Ama sarà protagonista di tutti questi impianti tranne (almeno fino ad oggi) del più grande: il termovalorizzatore, che sarà realizzato a Santa Palomba dove, però, la municipalizzata ha acquistato il terreno su cui sarà costruito e lo affitterà (non si sa ancora a quale prezzo). Per quanto riguarda l’organico, invece, la capacità dei due futuri stabilimenti (uno dei quali, quello di Cesano, è stato bocciato per ora dalla Soprintendenza) sarà in grado (insieme all’impianto di compostaggio di Maccarese) di soddisfare poco più del fabbisogno attuale di trattamento. Ma se Roma riuscirà a centrare gli ambiziosi obiettivi di raccolta differenziata presenti nel piano (65% al 2030 e 70% al 2035) quel fabbisogno impiantistico per l’organico aumenterà almeno del doppio e non è previsto che la municipalizzata realizzi altri impianti del genere. Questo significa che l’azienda, in entrambi i casi menzionati, continuerà a essere “cliente” di terzi.
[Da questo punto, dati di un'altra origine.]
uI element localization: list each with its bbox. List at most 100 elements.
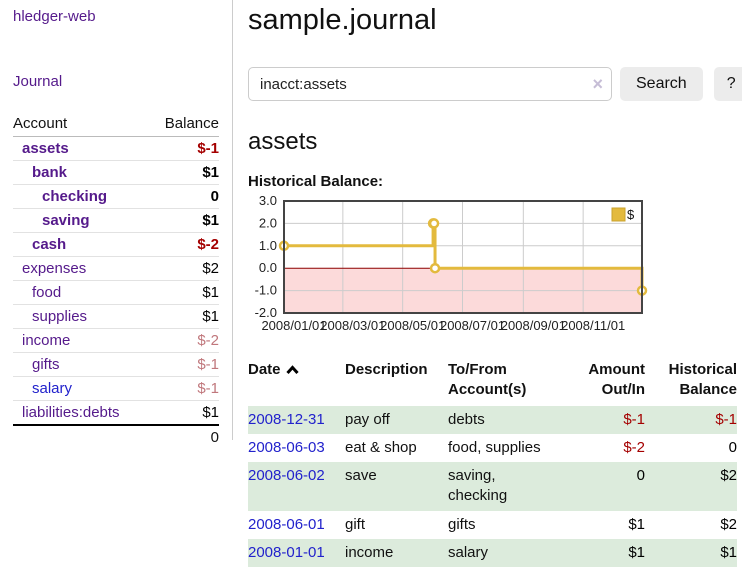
transaction-balance: $1 [645,538,737,567]
account-link-cash[interactable]: cash [32,236,67,253]
app-title-link[interactable]: hledger-web [13,8,96,25]
transaction-row: 2008-06-02 save saving, checking 0 $2 [248,462,737,511]
transaction-balance: $2 [645,462,737,511]
account-row: expenses $2 [13,256,219,281]
transaction-balance: $-1 [645,405,737,434]
svg-text:$: $ [627,207,635,222]
transaction-amount: $1 [560,538,645,567]
register-header-balance: Historical Balance [668,361,737,399]
transaction-row: 2008-01-01 income salary $1 $1 [248,538,737,567]
sidebar-item-journal[interactable]: Journal [13,73,63,90]
transaction-row: 2008-06-03 eat & shop food, supplies $-2… [248,434,737,462]
transaction-amount: $-1 [560,405,645,434]
account-row: income $-2 [13,328,219,353]
account-row: assets $-1 [13,136,219,161]
account-balance: $1 [149,208,219,233]
account-link-gifts[interactable]: gifts [32,356,60,373]
search-button[interactable]: Search [620,67,703,101]
account-link-saving[interactable]: saving [42,212,90,229]
accounts-total-row: 0 [13,424,219,449]
account-link-income[interactable]: income [22,332,71,349]
register-header-date[interactable]: Date [248,358,345,406]
account-balance: $-2 [149,328,219,353]
transaction-amount: $1 [628,515,645,533]
account-balance: $-1 [149,352,219,377]
account-row: saving $1 [13,208,219,233]
transaction-accounts: debts [448,405,560,434]
register-header-accounts: To/From Account(s) [448,361,527,399]
transaction-date-link[interactable]: 2008-01-01 [248,543,325,561]
account-row: bank $1 [13,160,219,185]
account-balance: $1 [149,280,219,305]
transaction-balance: 0 [728,438,737,456]
account-row: cash $-2 [13,232,219,257]
svg-text:2008/05/01: 2008/05/01 [380,318,445,333]
historical-balance-chart: $3.0 2.0 1.0 0.0 -1.0 -2.02008/01/012008/03/0… [255,193,648,333]
account-link-food[interactable]: food [32,284,62,301]
account-link-salary[interactable]: salary [32,380,73,397]
account-row: salary $-1 [13,376,219,401]
accounts-header-account: Account [13,112,150,137]
svg-text:2008/03/01: 2008/03/01 [320,318,385,333]
sort-ascending-icon [285,361,299,381]
account-link-expenses[interactable]: expenses [22,260,87,277]
transaction-date-link[interactable]: 2008-12-31 [248,410,325,428]
transaction-description: eat & shop [345,438,417,456]
main-content: sample.journal × Search ? assets Histori… [248,0,742,567]
transaction-accounts: food, supplies [448,438,541,456]
svg-text:3.0: 3.0 [259,195,277,208]
register-header-amount: Amount Out/In [588,361,645,399]
account-row: liabilities:debts $1 [13,400,219,425]
account-link-liabilities-debts[interactable]: liabilities:debts [22,404,120,421]
register-table: Date Description To/From Account(s) Amou… [248,358,737,567]
account-balance: $-1 [149,136,219,161]
search-input[interactable] [248,67,612,101]
svg-text:-1.0: -1.0 [255,283,277,298]
transaction-description: income [345,538,448,567]
account-row: food $1 [13,280,219,305]
transaction-row: 2008-12-31 pay off debts $-1 $-1 [248,405,737,434]
account-row: checking 0 [13,184,219,209]
account-balance: $2 [149,256,219,281]
svg-text:2008/07/01: 2008/07/01 [440,318,505,333]
clear-search-icon[interactable]: × [592,74,603,94]
svg-text:2.0: 2.0 [259,215,277,230]
svg-text:2008/09/01: 2008/09/01 [501,318,566,333]
account-link-checking[interactable]: checking [42,188,108,205]
search-bar: × Search ? [248,67,742,101]
svg-text:0.0: 0.0 [259,260,277,275]
register-header-description: Description [345,361,428,378]
transaction-amount: 0 [560,462,645,511]
accounts-table: Account Balance assets $-1 bank $1 check… [13,112,219,449]
transaction-description: pay off [345,405,448,434]
transaction-description: save [345,462,448,511]
account-row: gifts $-1 [13,352,219,377]
transaction-accounts: gifts [448,515,476,533]
transaction-date-link[interactable]: 2008-06-01 [248,515,325,533]
transaction-date-link[interactable]: 2008-06-02 [248,467,325,484]
account-heading: assets [248,128,318,155]
account-link-assets[interactable]: assets [22,140,69,157]
page-title: sample.journal [248,4,437,36]
accounts-total-balance: 0 [149,424,219,449]
account-balance: $-2 [149,232,219,257]
svg-text:1.0: 1.0 [259,238,277,253]
transaction-amount: $-2 [623,438,645,456]
account-balance: $1 [149,304,219,329]
transaction-accounts: salary [448,538,560,567]
transaction-balance: $2 [720,515,737,533]
account-row: supplies $1 [13,304,219,329]
account-balance: $1 [149,160,219,185]
accounts-header-balance: Balance [149,112,219,137]
account-link-supplies[interactable]: supplies [32,308,88,325]
svg-text:2008/01/01: 2008/01/01 [261,318,326,333]
help-button[interactable]: ? [713,67,742,101]
account-balance: 0 [149,184,219,209]
chart-heading: Historical Balance: [248,173,384,190]
transaction-description: gift [345,515,366,533]
transaction-date-link[interactable]: 2008-06-03 [248,438,325,456]
account-balance: $-1 [149,376,219,401]
account-balance: $1 [149,400,219,425]
account-link-bank[interactable]: bank [32,164,68,181]
transaction-row: 2008-06-01 gift gifts $1 $2 [248,511,737,539]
Sicuramente a costi minori degli attuali sia per quanto riguarda il termovalorizzatore e magari anche per l’organico (non fosse altro perché nel Lazio è prevista una costruzione di questo tipo di impianti fino addirittura a raddoppiare il fabbisogno regionale) ma comunque continuerà a sborsare soldi a vantaggio di altri.